Лида упоминала в письме, что казак вместе с ней в Москве. Попков и Алексей, написала она. Стараясь больше не привлекать к себе внимания, Йене снова повернулся и посмотрел через сетку на телегу пекаря, до которой от него было примерно метров тридцать.
Потом невольно взгляд его обратился к скамейке у стены. Йене изготовил еще один металлический квадратик, чтобы мальчик мог забрать его, когда вернулся бы с письмом от Лиды. Но мальчика не было. Вместо него — Попков. Здоровяк нес поднос с пельменями, от мясного запаха которых рты заключенных наполнились слюной. Йене обратил внимание, что казак как бы случайно бросил взгляд на скамейку и булыжники под ней, входя с подносом в здание. Пока что все шло гладко.
Все пошло не так, когда Попков показался в дверях. Как бы случайно их взгляды встретились, и казак чуть дернул головой. Что это? Приветствие или просто нервное движение бычьей шеи? Йене поднял руку и поправил на голове шапку. Своего рода взмах. Пекарь спешил. Настороженный Взгляд Йенса отметил, что сегодня он особенно нервничал, движения его были торопливыми и неуверенными. Ступни работника опускались на булыжники так, словно это был раскаленный уголь.
— Эй, ты! — неожиданно взревел Бабицкий. — Я тебя знаю, грязный ублюдок!
Все повернулись и посмотрели на охранника. Винтовка Бабицкого была нацелена прямо в грудь Попкова.
— Берите эту здоровую скотину! — закричал Бабицкий. Хоть на улице стоял сильный мороз, лицо его сделалось алым. Он шел через весь двор, выставив перед собой винтовку. — Эй ты! — загремел охранник. — Ну сейчас я тебя прикончу!
Йене бросился к решетке.
— Беги! — закричал он.
Но бежать было некуда, и казак знал это. Ворота были закрыты, а тюремный двор окружили люди в форме, которые приближались к Попкову со всех сторон, целясь винтовками. Лев улыбнулся Йенсу, блеснув зубами сквозь черную бороду, размял огромные плечи и приготовился драться голыми руками.
— Нет! — закричал Йене.
Бабицкий бросился на Попкова. Он изо всей силы выбросил вперед приклад винтовки, целясь казаку в живот. Охранник был большим и сильным, но Попков был еще больше и еще сильнее. Он отпрыгнул в сторону, развернулся и рубанул одной рукой по горлу Бабицкого, отчего тот упал как подкошенный и, хватаясь за шею, начал задыхаться. Остальные охранники надвигались на казака с осторожностью. Попков схватил с земли винтовку Бабицкого и принялся размахивать ею в воздухе, как дубинкой, нанося удары в плечи и челюсти.

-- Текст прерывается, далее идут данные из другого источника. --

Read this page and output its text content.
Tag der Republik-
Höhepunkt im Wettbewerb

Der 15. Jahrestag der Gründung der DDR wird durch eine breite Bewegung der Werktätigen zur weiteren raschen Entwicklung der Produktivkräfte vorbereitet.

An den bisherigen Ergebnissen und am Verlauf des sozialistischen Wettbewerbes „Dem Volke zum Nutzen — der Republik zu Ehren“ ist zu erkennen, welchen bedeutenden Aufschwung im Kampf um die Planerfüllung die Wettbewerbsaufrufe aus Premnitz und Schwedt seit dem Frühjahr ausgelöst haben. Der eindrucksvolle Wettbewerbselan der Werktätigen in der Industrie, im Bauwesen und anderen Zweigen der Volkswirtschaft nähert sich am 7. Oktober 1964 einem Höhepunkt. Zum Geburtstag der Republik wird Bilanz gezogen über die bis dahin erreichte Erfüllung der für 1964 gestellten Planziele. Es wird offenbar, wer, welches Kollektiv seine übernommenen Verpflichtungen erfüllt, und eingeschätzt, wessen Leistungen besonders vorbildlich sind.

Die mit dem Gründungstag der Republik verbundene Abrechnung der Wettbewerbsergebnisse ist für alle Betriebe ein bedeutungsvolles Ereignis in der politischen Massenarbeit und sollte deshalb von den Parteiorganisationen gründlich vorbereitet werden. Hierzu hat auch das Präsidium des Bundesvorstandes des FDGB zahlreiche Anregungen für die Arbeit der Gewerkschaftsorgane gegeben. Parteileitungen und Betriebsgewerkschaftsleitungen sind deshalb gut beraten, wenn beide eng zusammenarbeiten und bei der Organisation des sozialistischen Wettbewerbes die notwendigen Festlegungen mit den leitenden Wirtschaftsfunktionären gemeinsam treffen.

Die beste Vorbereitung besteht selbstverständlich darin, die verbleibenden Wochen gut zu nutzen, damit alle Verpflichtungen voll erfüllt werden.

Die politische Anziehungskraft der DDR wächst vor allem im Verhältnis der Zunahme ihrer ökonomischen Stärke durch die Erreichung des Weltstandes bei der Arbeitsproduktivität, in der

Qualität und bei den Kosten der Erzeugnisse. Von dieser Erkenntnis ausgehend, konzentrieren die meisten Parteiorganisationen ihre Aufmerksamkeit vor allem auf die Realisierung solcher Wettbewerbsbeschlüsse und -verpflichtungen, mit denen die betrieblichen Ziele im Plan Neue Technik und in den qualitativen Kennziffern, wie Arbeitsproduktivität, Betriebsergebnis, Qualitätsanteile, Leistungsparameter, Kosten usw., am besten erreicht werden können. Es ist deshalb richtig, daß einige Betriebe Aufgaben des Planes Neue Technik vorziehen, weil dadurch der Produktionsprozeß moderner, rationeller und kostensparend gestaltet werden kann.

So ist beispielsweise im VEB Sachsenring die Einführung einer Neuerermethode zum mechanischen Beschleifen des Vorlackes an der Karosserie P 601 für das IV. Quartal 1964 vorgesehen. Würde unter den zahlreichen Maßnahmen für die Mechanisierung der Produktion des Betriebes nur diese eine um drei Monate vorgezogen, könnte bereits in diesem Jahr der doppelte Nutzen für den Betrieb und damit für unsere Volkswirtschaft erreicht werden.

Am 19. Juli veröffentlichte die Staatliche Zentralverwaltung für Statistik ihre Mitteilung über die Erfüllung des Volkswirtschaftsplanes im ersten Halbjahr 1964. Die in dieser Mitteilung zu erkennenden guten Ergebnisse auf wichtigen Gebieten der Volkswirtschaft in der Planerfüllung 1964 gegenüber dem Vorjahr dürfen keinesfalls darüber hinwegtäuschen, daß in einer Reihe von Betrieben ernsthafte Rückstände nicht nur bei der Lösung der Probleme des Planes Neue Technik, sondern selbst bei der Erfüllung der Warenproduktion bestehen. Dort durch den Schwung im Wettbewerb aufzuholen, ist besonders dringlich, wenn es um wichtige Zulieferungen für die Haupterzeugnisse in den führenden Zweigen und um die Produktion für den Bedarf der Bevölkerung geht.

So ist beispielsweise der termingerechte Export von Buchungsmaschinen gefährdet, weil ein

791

Йене вцепился в железную сетку, понимая, как и все, чем это закончится.
Грянул выстрел. В закрытом со всех сторон стенами тюремном дворе звук его был оглушительным. Заключенные, которые, позабыв о прогулке, прижимались к ограждению лицами, разом застонали. Попков упал навзничь, одна рука его легла под скамейку у стены. На холодные камни потекла кровь.
Лида колотила кулаком в дверь, пока та не начала скрипеть и чуть не вылетела, но ей не открывали. Она начала бить сильнее, пока у нее на руке не лопнула кожа. Наконец раздался щелчок и дверь рывком распахнулась.
— Какого черта… — Пауза. — Вот так неожиданность. Да это малышка Лида. Что это вы в такую рань шум подняли?
— Мне нужна ваша помощь, Дмитрий.
Советский чиновник улыбнулся. Спокойная уверенная улыбка, которая всплыла на поверхность из каких-то затаенных глубин, как будто он ожидал, что рано или поздно что-то подобное случится, только не был уверен, когда именно. Малофеев отошел в сторону, открыл пошире дверь и жестом пригласил Лиду войти.
— А почему вы не позвонили в звонок?
— Это было слишком… просто.
— Слишком просто? Что за безумная мысль!
— Мне нужно было что-нибудь ударить.
Они сидели друг напротив друга за длинным обеденным столом. Это был прекрасный предмет мебели, но своими тяжелыми резными ножками, покрытыми затейливым орнаментом, он совершенно не соответствовал модернистским вкусам его владельца. Лиде подумалось, что, как и браслет Антонины, он мог быть получен от кого-то, кто нуждался в помощи. От такого же, как она.
— Итак? — произнес Малофеев с легкой улыбкой. — Что же так взволновало юную Лиду этим утром?
— Я не взволнована. — Она подняла чашку кофе и со спокойным видом сделала глоток, но проглотить не могла, не могла приглушить пульсирующую боль, сжавшую ее горло.
Его серые глаза насмешливо прищурились, и она поняла, что его обмануть ей не удастся.